Probability

The Analysis of Data, volume 1

Important Random Variables: Notes

3.16. Notes

In modeling situations, it may seem difficult to select an appropriate distribution among the large variety of possible candidates. The potential candidates may be narrowed by focusing on the domain of the set of values the distribution generates.

The Bernoulli distribution is appropriate for modeling $\{0,1\}$ values. The binomial and hyper-geometric distributions are appropriate for modeling $\{0,1,\ldots,n\}$ values. The Poisson and geometric distributions are appropriate for modeling non-negative integers. For continuous data, the beta distribution is appropriate for modeling continuous values in $[0,1]$ (or some other range if appropriate shifting and scaling are performed). The gamma and exponential distributions is appropriate for modeling continuous non-negative values (exponential for strictly decreasing distributions and gamma for potentially unimodal distributions). The Gaussian and $t$ distributions are appropriate for modeling continuous real-valued data (Gaussian distribution for exponentially decaying distribution and $t$ distribution for polynomially decaying distributions).

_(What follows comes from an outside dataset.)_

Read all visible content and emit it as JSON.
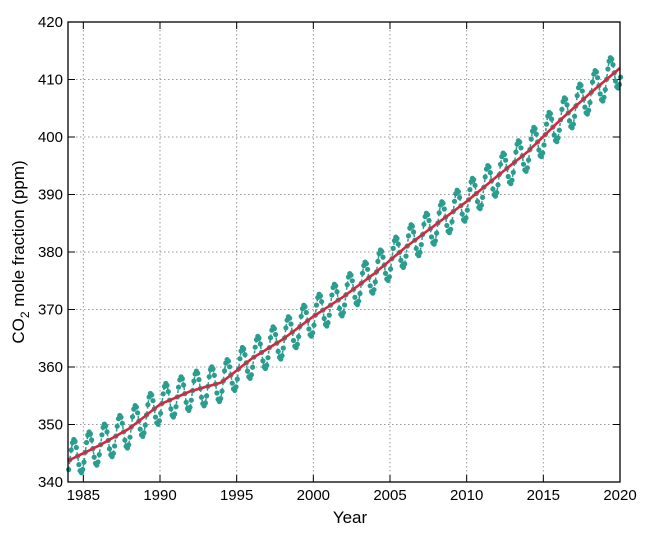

The canonical distributions above have pdfs with simple shapes, for example monotonic increasing, monotonic decreasing, or unimodal. In cases where the required distribution exhibits more complex shapes, we can select an appropriate mixture distribution. As the number of mixture components is increased, more flexibility is obtained (at the price of an increase in the number of parameter).

A comprehensive description of these and other distributions is available in manuscripts specializing in distributions, for example (Forbes, 2010).